KAWANPUAN.COM – Isu kesehatan mental kini mulai menjadi hal yang bukan lagi tabu di masyarakat. Bisa di lihat dari hadirnya film yang mengangkat tema kesehatan mental.

Misalnya, mereka berhasil mencapai penjualan fantastis. Begitu pula ketika penyintas berani bicara akan kondisinya. Gak sedikit pula yang mampu berempati, meski masih ada yang merespons negatif.
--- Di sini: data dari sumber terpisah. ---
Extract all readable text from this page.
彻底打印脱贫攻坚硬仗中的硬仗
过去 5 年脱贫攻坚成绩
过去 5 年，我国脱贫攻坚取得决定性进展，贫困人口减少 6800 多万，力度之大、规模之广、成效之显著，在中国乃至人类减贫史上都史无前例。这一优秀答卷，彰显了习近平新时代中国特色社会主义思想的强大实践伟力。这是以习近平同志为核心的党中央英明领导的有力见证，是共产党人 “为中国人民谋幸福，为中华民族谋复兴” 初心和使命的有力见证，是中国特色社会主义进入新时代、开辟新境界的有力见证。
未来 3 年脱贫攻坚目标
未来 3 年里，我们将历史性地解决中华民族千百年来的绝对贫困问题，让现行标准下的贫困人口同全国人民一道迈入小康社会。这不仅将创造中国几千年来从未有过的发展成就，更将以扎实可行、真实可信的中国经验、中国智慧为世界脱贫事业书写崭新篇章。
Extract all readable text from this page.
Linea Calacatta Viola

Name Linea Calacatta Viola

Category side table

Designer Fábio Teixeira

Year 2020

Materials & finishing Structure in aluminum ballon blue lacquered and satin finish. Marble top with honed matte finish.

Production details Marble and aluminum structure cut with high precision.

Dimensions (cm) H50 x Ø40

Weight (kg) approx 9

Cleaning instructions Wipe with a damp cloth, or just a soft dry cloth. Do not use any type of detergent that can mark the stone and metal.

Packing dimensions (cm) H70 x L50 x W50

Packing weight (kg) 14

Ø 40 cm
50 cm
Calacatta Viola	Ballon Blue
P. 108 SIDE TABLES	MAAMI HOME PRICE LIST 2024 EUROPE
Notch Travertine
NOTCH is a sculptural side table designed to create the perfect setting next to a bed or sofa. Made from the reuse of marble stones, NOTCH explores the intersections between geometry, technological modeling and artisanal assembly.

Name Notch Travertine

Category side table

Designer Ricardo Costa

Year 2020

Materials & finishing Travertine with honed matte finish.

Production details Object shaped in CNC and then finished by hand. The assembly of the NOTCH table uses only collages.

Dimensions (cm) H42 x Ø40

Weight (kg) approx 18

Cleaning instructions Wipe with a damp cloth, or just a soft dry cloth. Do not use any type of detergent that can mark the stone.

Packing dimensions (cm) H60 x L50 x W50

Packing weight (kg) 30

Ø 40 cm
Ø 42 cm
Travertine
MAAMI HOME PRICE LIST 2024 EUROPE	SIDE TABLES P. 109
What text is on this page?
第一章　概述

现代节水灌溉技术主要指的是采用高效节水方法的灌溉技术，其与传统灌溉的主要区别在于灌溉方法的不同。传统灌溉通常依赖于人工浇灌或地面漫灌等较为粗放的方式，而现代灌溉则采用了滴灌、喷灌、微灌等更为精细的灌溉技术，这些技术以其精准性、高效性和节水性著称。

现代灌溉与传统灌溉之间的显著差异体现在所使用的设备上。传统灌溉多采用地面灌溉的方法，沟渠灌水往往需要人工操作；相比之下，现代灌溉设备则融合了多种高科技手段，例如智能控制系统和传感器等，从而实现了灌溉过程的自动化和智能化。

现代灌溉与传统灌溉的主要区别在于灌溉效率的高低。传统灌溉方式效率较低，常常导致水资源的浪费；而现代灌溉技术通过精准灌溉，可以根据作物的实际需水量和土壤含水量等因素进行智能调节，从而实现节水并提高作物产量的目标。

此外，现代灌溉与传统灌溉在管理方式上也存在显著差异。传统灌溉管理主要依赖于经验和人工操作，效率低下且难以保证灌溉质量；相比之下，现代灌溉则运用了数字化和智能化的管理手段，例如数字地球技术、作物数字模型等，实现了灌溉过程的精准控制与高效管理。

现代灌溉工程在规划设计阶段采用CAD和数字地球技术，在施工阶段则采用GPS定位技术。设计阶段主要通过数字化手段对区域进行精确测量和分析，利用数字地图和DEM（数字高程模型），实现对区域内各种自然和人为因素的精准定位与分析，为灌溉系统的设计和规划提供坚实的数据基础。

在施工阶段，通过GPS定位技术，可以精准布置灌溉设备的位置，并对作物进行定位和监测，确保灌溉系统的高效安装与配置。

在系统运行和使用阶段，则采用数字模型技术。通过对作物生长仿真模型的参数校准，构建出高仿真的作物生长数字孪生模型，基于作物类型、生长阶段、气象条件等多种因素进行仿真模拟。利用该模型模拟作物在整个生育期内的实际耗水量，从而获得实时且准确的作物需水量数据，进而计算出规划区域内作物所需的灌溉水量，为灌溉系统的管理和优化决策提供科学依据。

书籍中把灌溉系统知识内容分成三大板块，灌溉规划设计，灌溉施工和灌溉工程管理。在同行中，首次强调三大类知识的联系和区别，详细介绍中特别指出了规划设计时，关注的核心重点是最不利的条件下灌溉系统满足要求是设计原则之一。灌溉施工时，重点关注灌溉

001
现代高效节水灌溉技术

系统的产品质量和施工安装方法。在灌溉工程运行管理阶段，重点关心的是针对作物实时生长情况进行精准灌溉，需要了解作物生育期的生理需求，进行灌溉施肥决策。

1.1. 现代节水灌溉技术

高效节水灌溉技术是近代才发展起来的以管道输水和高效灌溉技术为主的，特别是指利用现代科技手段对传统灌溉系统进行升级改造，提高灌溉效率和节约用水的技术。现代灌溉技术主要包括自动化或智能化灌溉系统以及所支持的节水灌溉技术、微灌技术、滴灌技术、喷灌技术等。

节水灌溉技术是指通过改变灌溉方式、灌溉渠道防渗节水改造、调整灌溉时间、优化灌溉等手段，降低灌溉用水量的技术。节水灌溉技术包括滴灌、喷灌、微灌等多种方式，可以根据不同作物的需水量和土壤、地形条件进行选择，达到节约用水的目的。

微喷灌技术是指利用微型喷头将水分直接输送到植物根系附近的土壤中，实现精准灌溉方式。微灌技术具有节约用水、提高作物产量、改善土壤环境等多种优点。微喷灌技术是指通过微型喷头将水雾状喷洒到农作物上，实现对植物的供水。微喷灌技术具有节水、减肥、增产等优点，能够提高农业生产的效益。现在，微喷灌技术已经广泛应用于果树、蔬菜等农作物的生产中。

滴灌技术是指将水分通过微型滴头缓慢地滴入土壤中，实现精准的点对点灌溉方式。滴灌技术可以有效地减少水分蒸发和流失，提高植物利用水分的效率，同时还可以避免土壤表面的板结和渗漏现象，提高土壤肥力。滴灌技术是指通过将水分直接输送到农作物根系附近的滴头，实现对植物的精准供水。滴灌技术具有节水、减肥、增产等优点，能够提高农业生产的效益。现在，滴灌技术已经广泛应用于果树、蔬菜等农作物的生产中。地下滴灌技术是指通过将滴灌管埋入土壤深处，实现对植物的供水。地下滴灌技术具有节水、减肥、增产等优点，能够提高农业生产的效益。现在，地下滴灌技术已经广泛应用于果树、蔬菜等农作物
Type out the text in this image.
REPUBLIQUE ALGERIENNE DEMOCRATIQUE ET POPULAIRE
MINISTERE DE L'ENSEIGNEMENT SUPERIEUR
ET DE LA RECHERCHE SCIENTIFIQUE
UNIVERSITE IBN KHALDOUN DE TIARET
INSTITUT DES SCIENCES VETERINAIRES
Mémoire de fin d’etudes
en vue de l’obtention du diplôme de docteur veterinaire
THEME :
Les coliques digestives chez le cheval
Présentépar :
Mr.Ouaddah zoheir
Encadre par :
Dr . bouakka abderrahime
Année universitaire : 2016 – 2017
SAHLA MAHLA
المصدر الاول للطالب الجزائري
Sayangnya, di balik perubahan tersebut mulai muncul pula fenomena-fenomena romantisasi isu gangguan mental.

Hal itu mempersepsikan dan menggambarkan gangguan mental sebagai sesuatu yang glamor, estetik, atau kekinian.

Padahal, perilaku seperti itu justru membahayakan diri sendiri dan sangat tidak nyaman bagi penderitanya.

Lantas, apa saja sih kontribusi dalam meningkatkan kesadaran pada isu kesehatan mental? Ikuti ulasannya sampai akhir artikel ini.

1. Menelusuri Lebih Dalam Isu Kesehatan Mental

Memahami sesuatu itu ibaratnya kita mau membaca buku. Kalau kita tidak membaca sampai halaman terakhir, bisa jadi informasi yang diperoleh akan menggantung atau gak lengkap.

Sama halnya kalau kita memaknai tema kesehatan mental ini hanya berdasarkan tren yang berkembang saja, bisa jadi akan menimbulkan miskonsepsi.

Maka dari itu, menelusuri lebih dalam mengenai tema kesehatan mental ini juga perlu dilakukan untuk meningkatkan self awareness.

Misalnya, mencari tahu tentang kondisi gangguan mental dasar, atau bagaimana mencegah gangguan mental, dan lainnya.

Termasuk juga memahami tentang bagaimana memberikan pertolongan untuk mendukung orang lain yang mengalami gangguan mental.

Sehingga dari pemahaman ini nantinya juga berguna untuk membantu diri sendiri dan orang lain. Lebih dari itu, edukasi tersebut akan menuntun kita lebih bijak menyikapi suatu pernyataan, terutama di media sosial.